I love to travel, in part, because it reminds me how unsophisticated I am about weather. Living in San Diego for as long as I have has dulled my weather wits; made me stupid about preparing for what’s to come. Most of San Diego’s weather ranges from glorious to blah (in cloudy May and June), but it’s all good enough you don’t have to plan your activities around it. Stormy weather rolls in only rarely, but when it does, it’s usually relentless and intense. It can last for days. You cancel outdoor plans.
When I’m in a foreign country and my phone’s weather app shows rain in the upcoming days, I tend to freak out. I assume the rain will screw up my plans. I’m often pleasantly surprised.
Weather didn’t impact the three days we had in Paris. They were archetypally perfect: cool in the early morning with heat building to San Diego levels of balminess by late afternoon, all under powder blue skies adorned with puffy passing clouds.But rain was forecast for Bordeaux on Friday, with heat moving in on the weekend and building to scary sounding levels Monday and Tuesday.
When our train pulled into the Bordeaux rail station early Friday afternoon, Olivia, Steve and I dodged light raindrops on our way to collect our rental car. These soon dried up, however, and by the time we dropped Olivia off at her hotel, the sun was out and the center of the old city felt pleasant and looked splendid. I’d arranged a home-exchange house in the country, very close to where Annabelle’s wedding reception would be held Saturday evening. We found it and settled into those comfortable quarters, then drove to dinner in the little town of Fargues St. Hilaire about 10 minutes away. By the time we arrived at 7:30, a torrential deluge had begun, intense enough to get us very wet as we dashed (under an umbrella) from our car the short distance to the restaurant. After we finished dinner, the downpour had stopped.
Nothing marred the perfection of Annabelle’s wedding the next day, held at 3 pm in a 1000-year-old basilica in the center of Bordeaux.It was sunny and quite warm outside, but all that stone kept out the heat.
By the time we emerged from the church around 4:30, the heat still wasn’t overbearing.
Over the next three days the temperature forecasts for Bordeaux looked worse and worse: around 90 on Sunday. Maybe 95 Monday, and I think I saw 97 at one point predicted for Tuesday. What surprised me, though, was how much of each of those days was lovely: cool and pleasant throughout the morning.

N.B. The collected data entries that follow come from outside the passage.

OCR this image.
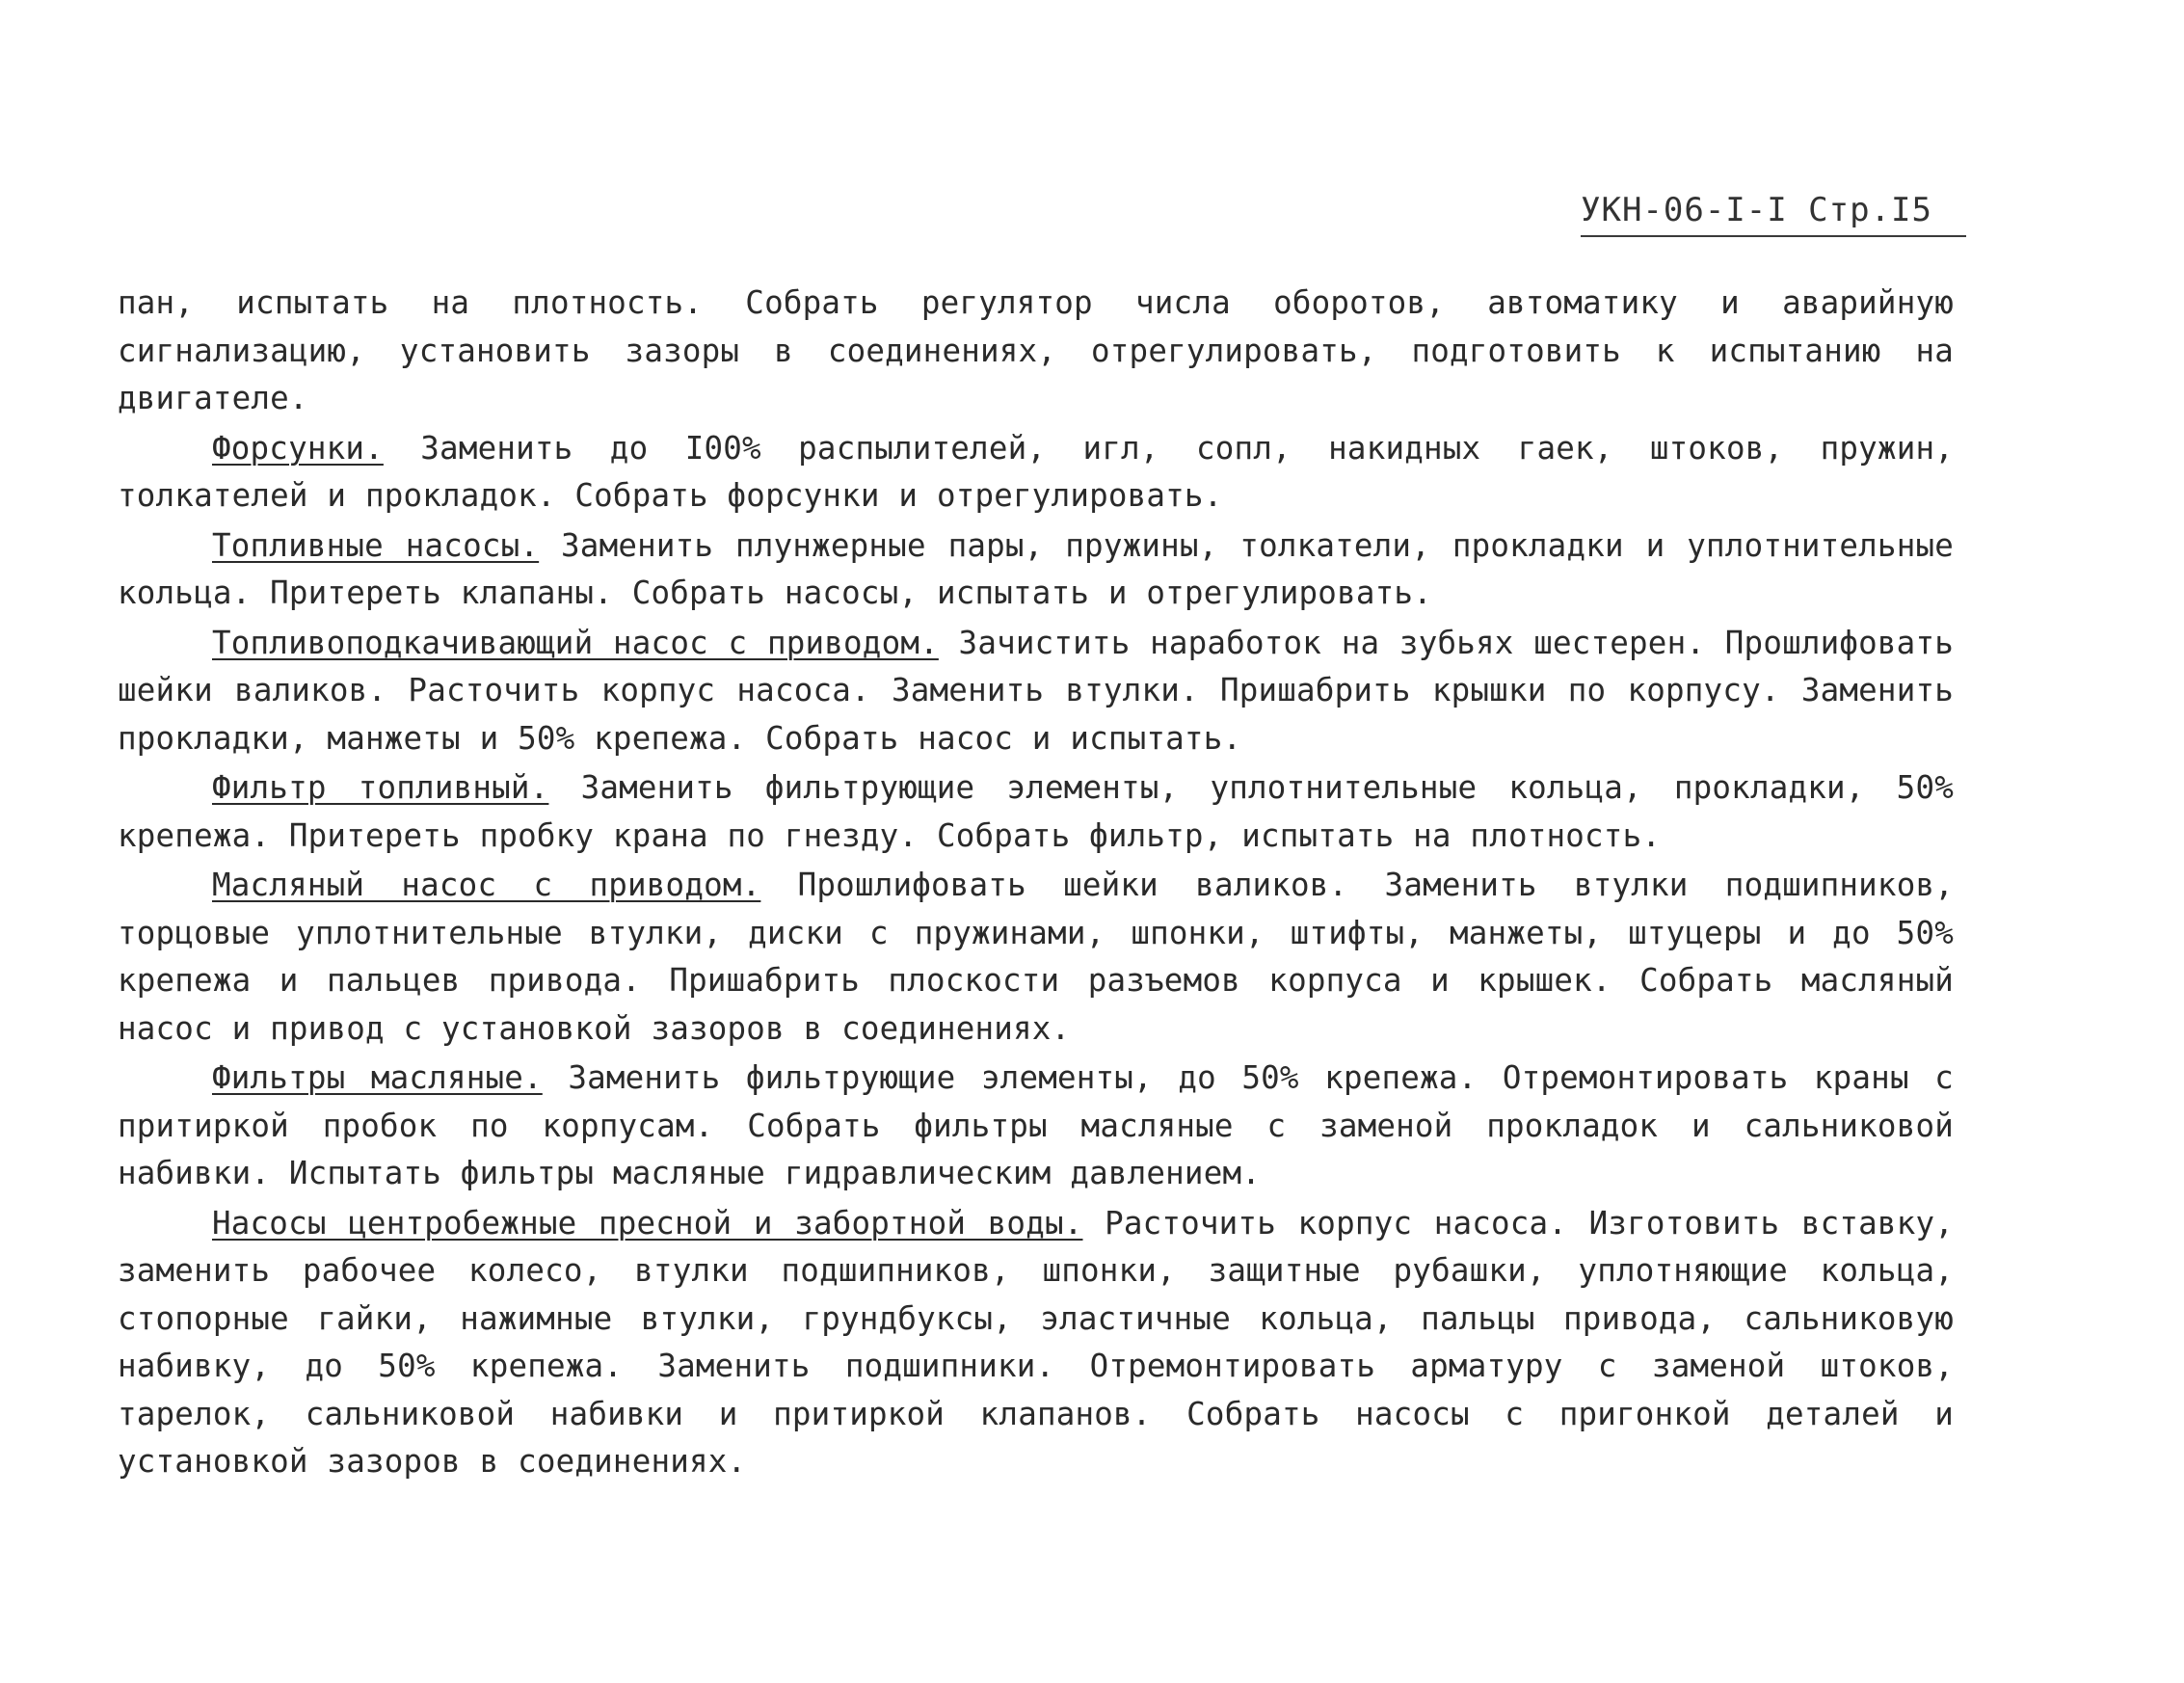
УКН-06-I-I Стр.I5

пан, испытать на плотность. Собрать регулятор числа оборотов, автоматику и аварийную сигнализацию, установить зазоры в соединениях, отрегулировать, подготовить к испытанию на двигателе.

Форсунки. Заменить до I00% распылителей, игл, сопл, накидных гаек, штоков, пружин, толкателей и прокладок. Собрать форсунки и отрегулировать.

Топливные насосы. Заменить плунжерные пары, пружины, толкатели, прокладки и уплотнительные кольца. Притереть клапаны. Собрать насосы, испытать и отрегулировать.

Топливоподкачивающий насос с приводом. Зачистить наработок на зубьях шестерен. Прошлифовать шейки валиков. Расточить корпус насоса. Заменить втулки. Пришабрить крышки по корпусу. Заменить прокладки, манжеты и 50% крепежа. Собрать насос и испытать.

Фильтр топливный. Заменить фильтрующие элементы, уплотнительные кольца, прокладки, 50% крепежа. Притереть пробку крана по гнезду. Собрать фильтр, испытать на плотность.

Масляный насос с приводом. Прошлифовать шейки валиков. Заменить втулки подшипников, торцовые уплотнительные втулки, диски с пружинами, шпонки, штифты, манжеты, штуцеры и до 50% крепежа и пальцев привода. Пришабрить плоскости разъемов корпуса и крышек. Собрать масляный насос и привод с установкой зазоров в соединениях.

Фильтры масляные. Заменить фильтрующие элементы, до 50% крепежа. Отремонтировать краны с притиркой пробок по корпусам. Собрать фильтры масляные с заменой прокладок и сальниковой набивки. Испытать фильтры масляные гидравлическим давлением.

Насосы центробежные пресной и забортной воды. Расточить корпус насоса. Изготовить вставку, заменить рабочее колесо, втулки подшипников, шпонки, защитные рубашки, уплотняющие кольца, стопорные гайки, нажимные втулки, грундбуксы, эластичные кольца, пальцы привода, сальниковую набивку, до 50% крепежа. Заменить подшипники. Отремонтировать арматуру с заменой штоков, тарелок, сальниковой набивки и притиркой клапанов. Собрать насосы с пригонкой деталей и установкой зазоров в соединениях.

Sunday we weren’t uncomfortable at the wedding brunch on the back lawn of the chateau.
It’s possible the amazing setting distracted us.

Monday morning (after Olivia had returned to Paris), Steve and I made the 40-minute drive to St. Emilion, an important wine-making center. The ancient town and its vistas are almost indescribably charming, and we walked and lunched outdoors and felt cool until mid-afternoon, when the heat finally began to be oppressive.
For our last full day in Bordeaux (yesterday), we returned to the center for more walking, another lunch, and a visit to the city’s wine museum. The pattern repeated: weather interchangeable with San Diego’s at its best in the morning, only heating up enough to sap our energy late in the day.

This morning (Wednesday) we packed up our rented Ford and headed for the first stop on our grand tour of Europe’s seven smallest countries: Andorra. As we drove south, my phone’s forecast looked like this, disconcerting to anyone bound for the rugged Pyrenees for a two-night stay. At one point, we drove under repeated signs warning about the thunderstorms ahead.
But after a few sprinkles in the early morning, the clouds disappeared, and by the time we whizzed through the border (with not a customs or passport or Covid vaccine checker anywhere in sight), Andorra’s Pyrenean splendors could not have looked more stunning had a professional postcard photo producer arranged the scenes.

I’m writing these words in our hotel room in Andorra la Vella (the compact capital city). I’ve heard a few distant rumbles out our window, but no rain is pouring yet. The forecast still looks so bad I can’t imagine we’ll be able to hike most of tomorrow, as I had planned. But I’m wising up; amping up my reserves of flexibility. I think I need them at least as much as my umbrella.